"Do you wish you could unknow me?"
Oscilloscope Laboratories / Point Productions
Co-starring Windsor native and comedian Dave Merheje as Ridley's new co-worker, Lambert slowly and deliberately composes the film's midsized office and sleepy small-town setting with a drab sense of lacklustre minimalism. Ridley's Fran obsessively daydreams about dying, as the title suggests, without any overt suicidal tendencies despite how her mundane life plays with a collective sense of everyday dissatisfaction. Her biggest flaw is her constant doubting if herself, disinterest in her own life, and struggle to connect over small moments or tidbits with others.

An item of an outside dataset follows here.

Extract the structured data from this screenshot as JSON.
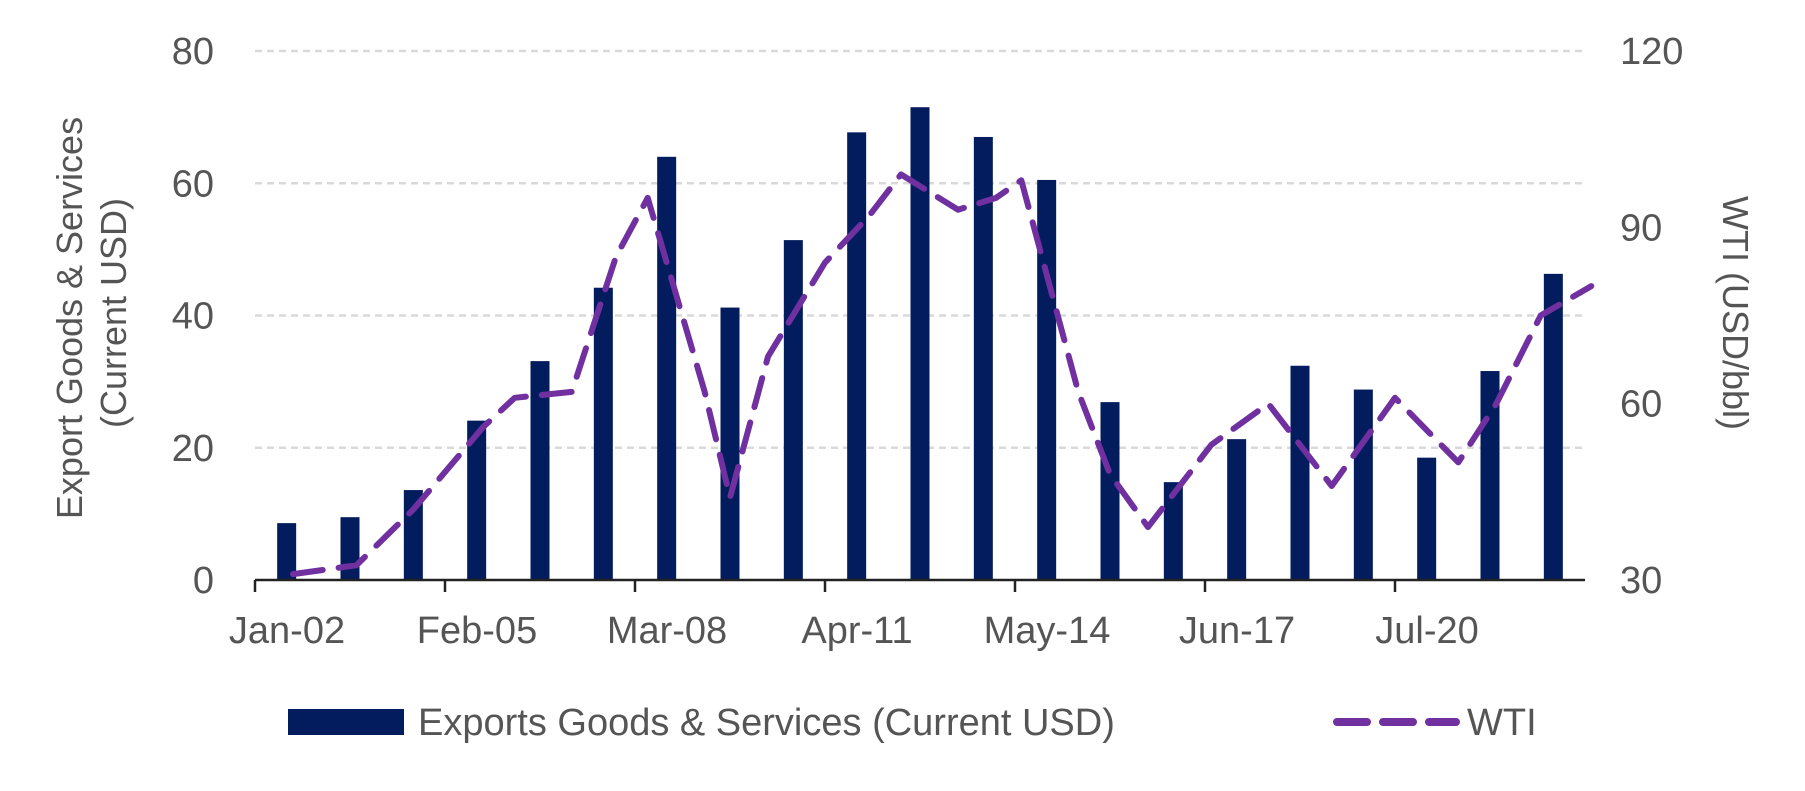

Scripted by Armento, Stefanie Abel Horowitz, who directed the short film, and Katy Wright-Mead, Sometimes has a lot to say about the forced necessities of social obligations and gatherings through the lens of office workplaces and living in a community where everyone knows each other. Ridley's restrained but emotionally complex performance grounds the often more muted or odd elements of the film's simplicity in contrast to the surreally-realized fantasy elements involving imagining her own demise.
How Sometimes I Think About Dying unfolds its unfussy, small-scale sense of personal isolation with dry, witty humour that sustains its spare ninety-minute runtime through a carefully composed cinematic structure. Its dreamlike mediation on loneliness and antisocial behaviour reveals some common sensibilities of humanity.
Sometimes I Think About Dying screens at the VIFF Centre.